PC based sound card. Thing that I have left long time ago. Just got a time to visit my friend’s with his new toy, a PC based audio source equipped with the latest PCI-E sound card, ASUS Xonar Essence STX II 7.1. It might worth to have a look (and listen) for a while.

The card itself has a common “Lion Tiger” logo found in many of other ASUS product. The logo actually engraved in the top plate which also acts as a shield for the components underneath this plate. Some says this can help to shield against outside interference – which is true.

We can also easily see Nichicon Fine Gold capacitor here. And some solid capacitor in some position.


Under the plate, we can see some more interesting stuff – MUSES Op-Amp from New Japan Radio Co., Ltd. This time, we are seeing MUSES 8820 (Bipolar) and MUSES 8920 (JFet). Why ASUS is using different type? It’s simply because not everyone is best when it comes to specific task – or commonly said as the right man at the right position. And ASUS simply believes that. Therefore, with all consideration, they are using different Op-Amp on different position.


The DAC itself is PCM1792 which is considered as one of the premium DAC available on the market. Definitely the idea is so clear that ASUS is targeting a serious listener for this sound card – not just a typical PC user or gamer.


But off course, using too many expensive parts will also easily brings the product cost into a high price band. Therefore, we can see some cost saving here. The extra 6 channels which is located in add-on card and connected with ribbon wire to main board  will be using only lower grade DAC (PCM1796) and LM4562NA + JRC 2114D Op-Amp combo. Frankly speaking, this combination also not a cheap combo, but still more affordable than the one used at main stereo channel (MUSES 8820 + MUSES 8920 and PCM1792).

By the way, it has also a dedicated plug for headphone and equipped with dedicated headphone amplifier. So it might be interesting for you who enjoy your headphone quite a lot.
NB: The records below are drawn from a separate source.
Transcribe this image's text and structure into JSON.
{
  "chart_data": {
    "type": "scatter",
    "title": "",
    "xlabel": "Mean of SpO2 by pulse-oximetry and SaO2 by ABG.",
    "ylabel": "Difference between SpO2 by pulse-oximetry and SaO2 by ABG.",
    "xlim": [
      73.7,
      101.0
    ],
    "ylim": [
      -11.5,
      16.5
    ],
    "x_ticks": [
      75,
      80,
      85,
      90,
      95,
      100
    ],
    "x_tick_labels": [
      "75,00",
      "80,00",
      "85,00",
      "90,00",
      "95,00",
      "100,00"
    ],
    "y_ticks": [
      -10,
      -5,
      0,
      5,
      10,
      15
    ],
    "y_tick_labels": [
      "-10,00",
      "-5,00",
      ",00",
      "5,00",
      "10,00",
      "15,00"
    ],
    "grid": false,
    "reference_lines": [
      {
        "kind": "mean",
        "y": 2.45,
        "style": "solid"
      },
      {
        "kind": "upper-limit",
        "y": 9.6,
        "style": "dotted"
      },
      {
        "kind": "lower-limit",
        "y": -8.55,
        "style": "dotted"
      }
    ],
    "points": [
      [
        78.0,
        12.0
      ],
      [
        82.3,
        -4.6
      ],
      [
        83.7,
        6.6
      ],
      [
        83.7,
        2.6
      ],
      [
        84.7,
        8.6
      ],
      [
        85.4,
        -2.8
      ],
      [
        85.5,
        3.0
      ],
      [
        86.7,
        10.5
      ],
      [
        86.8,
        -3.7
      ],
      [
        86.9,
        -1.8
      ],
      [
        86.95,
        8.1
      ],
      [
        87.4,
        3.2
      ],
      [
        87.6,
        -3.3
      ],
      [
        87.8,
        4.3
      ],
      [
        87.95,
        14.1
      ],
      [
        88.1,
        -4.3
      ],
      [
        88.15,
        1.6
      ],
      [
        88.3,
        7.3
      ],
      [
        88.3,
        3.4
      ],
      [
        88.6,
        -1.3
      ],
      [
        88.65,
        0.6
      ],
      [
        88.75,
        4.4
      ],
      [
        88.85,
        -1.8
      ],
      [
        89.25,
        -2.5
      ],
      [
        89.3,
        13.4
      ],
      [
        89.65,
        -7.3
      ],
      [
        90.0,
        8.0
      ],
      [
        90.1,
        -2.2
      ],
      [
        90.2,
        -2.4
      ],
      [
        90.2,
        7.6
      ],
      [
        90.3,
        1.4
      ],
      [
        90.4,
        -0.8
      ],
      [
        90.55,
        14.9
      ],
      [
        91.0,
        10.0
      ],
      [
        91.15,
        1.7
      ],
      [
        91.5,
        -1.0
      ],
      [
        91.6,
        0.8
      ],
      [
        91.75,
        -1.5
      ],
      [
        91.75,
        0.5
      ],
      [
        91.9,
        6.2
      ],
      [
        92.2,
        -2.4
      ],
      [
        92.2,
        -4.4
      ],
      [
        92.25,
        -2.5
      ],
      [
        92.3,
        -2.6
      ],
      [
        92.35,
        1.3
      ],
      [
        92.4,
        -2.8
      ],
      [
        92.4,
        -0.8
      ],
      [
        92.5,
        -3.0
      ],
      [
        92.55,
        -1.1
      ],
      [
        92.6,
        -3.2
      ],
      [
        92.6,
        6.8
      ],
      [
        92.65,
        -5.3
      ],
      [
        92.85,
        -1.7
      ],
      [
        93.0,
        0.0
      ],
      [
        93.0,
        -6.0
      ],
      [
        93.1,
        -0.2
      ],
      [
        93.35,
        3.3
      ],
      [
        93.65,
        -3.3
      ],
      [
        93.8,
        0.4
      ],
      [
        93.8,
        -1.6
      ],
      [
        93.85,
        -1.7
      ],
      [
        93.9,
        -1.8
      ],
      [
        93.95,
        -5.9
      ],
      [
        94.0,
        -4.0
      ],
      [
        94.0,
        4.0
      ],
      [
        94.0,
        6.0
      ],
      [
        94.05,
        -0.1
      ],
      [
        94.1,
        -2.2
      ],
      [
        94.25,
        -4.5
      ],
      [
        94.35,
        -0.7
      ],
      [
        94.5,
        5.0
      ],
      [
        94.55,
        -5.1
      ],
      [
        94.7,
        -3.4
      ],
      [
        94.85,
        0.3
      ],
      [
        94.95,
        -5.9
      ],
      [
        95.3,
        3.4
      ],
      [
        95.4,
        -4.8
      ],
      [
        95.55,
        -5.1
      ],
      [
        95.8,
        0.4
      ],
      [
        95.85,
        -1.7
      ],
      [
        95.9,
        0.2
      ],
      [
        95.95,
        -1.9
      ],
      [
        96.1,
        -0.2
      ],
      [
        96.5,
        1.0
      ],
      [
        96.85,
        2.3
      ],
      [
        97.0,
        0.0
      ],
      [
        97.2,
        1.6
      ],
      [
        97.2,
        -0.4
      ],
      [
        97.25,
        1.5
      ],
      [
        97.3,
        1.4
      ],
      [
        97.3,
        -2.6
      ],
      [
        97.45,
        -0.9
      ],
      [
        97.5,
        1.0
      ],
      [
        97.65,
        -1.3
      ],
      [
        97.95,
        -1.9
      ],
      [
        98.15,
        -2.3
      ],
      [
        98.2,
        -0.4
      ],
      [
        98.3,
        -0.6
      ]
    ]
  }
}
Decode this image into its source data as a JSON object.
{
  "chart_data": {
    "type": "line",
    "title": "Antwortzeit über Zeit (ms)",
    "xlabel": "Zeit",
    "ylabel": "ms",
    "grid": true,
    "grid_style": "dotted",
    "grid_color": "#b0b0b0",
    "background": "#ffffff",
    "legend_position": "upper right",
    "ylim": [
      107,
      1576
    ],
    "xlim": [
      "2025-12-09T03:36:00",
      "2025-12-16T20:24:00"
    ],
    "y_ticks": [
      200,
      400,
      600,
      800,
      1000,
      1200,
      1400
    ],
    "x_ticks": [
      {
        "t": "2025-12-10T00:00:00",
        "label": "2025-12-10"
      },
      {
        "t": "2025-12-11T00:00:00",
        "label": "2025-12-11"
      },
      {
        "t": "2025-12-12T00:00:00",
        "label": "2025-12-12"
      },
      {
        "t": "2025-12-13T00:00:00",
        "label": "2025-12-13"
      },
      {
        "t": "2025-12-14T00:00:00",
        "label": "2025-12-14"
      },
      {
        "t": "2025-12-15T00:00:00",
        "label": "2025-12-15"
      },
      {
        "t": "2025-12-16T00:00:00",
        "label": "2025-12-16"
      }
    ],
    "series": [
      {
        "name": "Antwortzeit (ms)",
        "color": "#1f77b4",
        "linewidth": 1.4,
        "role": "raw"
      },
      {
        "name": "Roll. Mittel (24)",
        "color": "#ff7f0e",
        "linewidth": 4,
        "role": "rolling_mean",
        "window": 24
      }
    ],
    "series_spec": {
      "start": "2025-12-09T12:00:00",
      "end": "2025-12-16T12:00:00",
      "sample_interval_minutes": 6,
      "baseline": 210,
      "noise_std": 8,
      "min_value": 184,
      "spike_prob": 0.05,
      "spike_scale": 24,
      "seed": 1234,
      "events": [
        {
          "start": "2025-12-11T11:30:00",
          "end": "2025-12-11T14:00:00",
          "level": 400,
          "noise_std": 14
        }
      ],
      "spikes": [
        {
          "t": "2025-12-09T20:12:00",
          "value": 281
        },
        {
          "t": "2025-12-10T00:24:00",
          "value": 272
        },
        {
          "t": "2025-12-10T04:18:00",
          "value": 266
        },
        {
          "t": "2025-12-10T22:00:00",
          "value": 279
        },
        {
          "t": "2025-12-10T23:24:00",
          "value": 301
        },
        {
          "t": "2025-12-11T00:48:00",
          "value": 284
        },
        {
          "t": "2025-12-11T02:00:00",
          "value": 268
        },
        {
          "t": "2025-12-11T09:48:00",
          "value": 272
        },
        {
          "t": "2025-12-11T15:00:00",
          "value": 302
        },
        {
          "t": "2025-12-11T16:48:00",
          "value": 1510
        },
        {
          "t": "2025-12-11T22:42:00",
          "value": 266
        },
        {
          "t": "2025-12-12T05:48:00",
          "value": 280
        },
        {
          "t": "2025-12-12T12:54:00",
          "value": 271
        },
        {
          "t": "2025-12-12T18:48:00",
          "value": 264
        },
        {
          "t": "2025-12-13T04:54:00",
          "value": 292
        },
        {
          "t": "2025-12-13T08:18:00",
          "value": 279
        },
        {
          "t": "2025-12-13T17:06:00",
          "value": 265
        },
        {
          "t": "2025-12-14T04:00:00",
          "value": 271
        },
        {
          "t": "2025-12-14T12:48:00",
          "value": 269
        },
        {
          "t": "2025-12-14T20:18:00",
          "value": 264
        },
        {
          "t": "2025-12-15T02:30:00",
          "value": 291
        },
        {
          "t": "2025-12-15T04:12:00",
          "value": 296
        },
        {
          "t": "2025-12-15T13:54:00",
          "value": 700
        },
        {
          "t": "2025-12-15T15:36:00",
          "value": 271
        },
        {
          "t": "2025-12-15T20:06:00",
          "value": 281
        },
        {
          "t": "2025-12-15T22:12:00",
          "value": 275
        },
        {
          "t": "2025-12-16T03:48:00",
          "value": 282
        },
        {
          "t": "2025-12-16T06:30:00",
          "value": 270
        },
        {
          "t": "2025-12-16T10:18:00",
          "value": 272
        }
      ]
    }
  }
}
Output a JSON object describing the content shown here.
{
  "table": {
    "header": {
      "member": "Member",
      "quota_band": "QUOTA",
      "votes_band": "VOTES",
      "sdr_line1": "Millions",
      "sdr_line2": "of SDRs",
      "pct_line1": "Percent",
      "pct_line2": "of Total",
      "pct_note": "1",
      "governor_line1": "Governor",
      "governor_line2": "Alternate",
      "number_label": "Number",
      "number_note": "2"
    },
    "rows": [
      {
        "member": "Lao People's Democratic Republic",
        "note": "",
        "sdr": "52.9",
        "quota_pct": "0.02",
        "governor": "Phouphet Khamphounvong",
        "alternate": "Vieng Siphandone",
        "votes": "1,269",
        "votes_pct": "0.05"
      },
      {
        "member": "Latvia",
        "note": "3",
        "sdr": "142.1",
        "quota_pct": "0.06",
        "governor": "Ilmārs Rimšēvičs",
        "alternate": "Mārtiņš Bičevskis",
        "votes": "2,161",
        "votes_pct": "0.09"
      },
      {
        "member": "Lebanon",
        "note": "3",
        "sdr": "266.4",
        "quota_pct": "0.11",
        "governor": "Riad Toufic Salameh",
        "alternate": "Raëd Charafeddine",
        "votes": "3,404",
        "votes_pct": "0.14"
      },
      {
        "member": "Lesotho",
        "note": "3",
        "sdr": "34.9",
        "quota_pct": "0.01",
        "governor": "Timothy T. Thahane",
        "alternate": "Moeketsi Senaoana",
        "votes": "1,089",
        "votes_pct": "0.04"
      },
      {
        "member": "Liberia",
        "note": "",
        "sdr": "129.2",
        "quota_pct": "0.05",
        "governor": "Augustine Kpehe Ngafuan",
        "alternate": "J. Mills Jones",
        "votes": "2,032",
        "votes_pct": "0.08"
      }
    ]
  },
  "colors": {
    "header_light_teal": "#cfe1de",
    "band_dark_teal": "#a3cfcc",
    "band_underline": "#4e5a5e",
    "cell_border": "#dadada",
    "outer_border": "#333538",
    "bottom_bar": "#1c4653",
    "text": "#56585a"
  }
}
We connect this setup with a multimedia speaker Logitech Z960 to feel the multichannel atmosphere and also to a pair of speaker in home audio setup (2A3/solid state amplifier and a pair of bookshelf speaker).

I’m quite familiar with most of ASUS’ sound signature, which is most of the time has bold high, crisp, and detailed, while the low segment is quite heavy and punchy. It could be that most of the ASUS’ design is mainly for PC based listener, who might enjoy that kind of sound signature – especially in gaming.

But this ASUS Xonar Essence STX II 7.1 is different. It has liquid sound, good staging, fluid mid, proper low, and just enough high. I would say that the tone is richer and more pleasant to listen – which is quite suprising. Not really typical common PCI-E based sound card. A little bit laid-back and relaxed. Female vocal like Cai Qin, Diana Krall, to Stacey Kent and Siti Nurhaliza, has enough body to be enjoyed – which is something that not an easy task to do by PC based audio system.



Off course better design on this ASUS Xonar Essence STX II 7.1 helps ASUS to bring this card into a higher level that its previous generation. And from my perspective, the MUSES also helps a lot to give “analogue” feel. If you want to get back the typical ASUS’ sonic signature, I think you can easily swap the opamp to LM/LME 4562 family. The sonic will drastically change to other side which might be preferable for some people. Well, that’s the idea of making the Op-Amp swappable, right?

Be mindful that I’m talking in PC based environment – so please set the expectation on PC based level. Don’t expect this will outperform your dedicated audio source or external USB DAC. If we are comparing with external/dedicated audio source, this ASUS Xonar Essence STX II 7.1 still a bit “boxed” in terms of space and not that “relaxed”.

Moving to a bit complex music like Classic or Baroque, I think we are hitting the limit of most internal sound card, not only ASUS Xonar Essence STX II 7.1. Noise and other interference inside the PC might require extra tuning to get the better result. Haydn, Vivaldi, Eiji Oue might sound better on ASUS Xonar Essence STX II 7.1 vs most internal sound card that I’ve tested (with some exception like premium studio Lynx TWO old PCI-based or EMU1820), but still we are on the edge when it comes to this kind of music.

What is my conclusion on this short testing? I would say that ASUS has done great job on Xonar Essence STX II 7.1. It sets a new standard in PCI-E internal sound card competition for music listener. Not only for gaming purpose, but a serious music listener should be able to enjoy this new card from ASUS and all of its improvement. Definitely better in music compared to its predecessor. It might not sound as analogue as Onkyo’s sound card, but on certain circumstances, I would say too analogue also could be troublesome as we are not using our PC 100% for music. This sound card is just nice to balance the world. We can always swap the Op-Amp with more aggressive LM4562 or LME49720 / LME49710 – if you need a bolder pronunciation high/low and sacrifice the musicality a bit.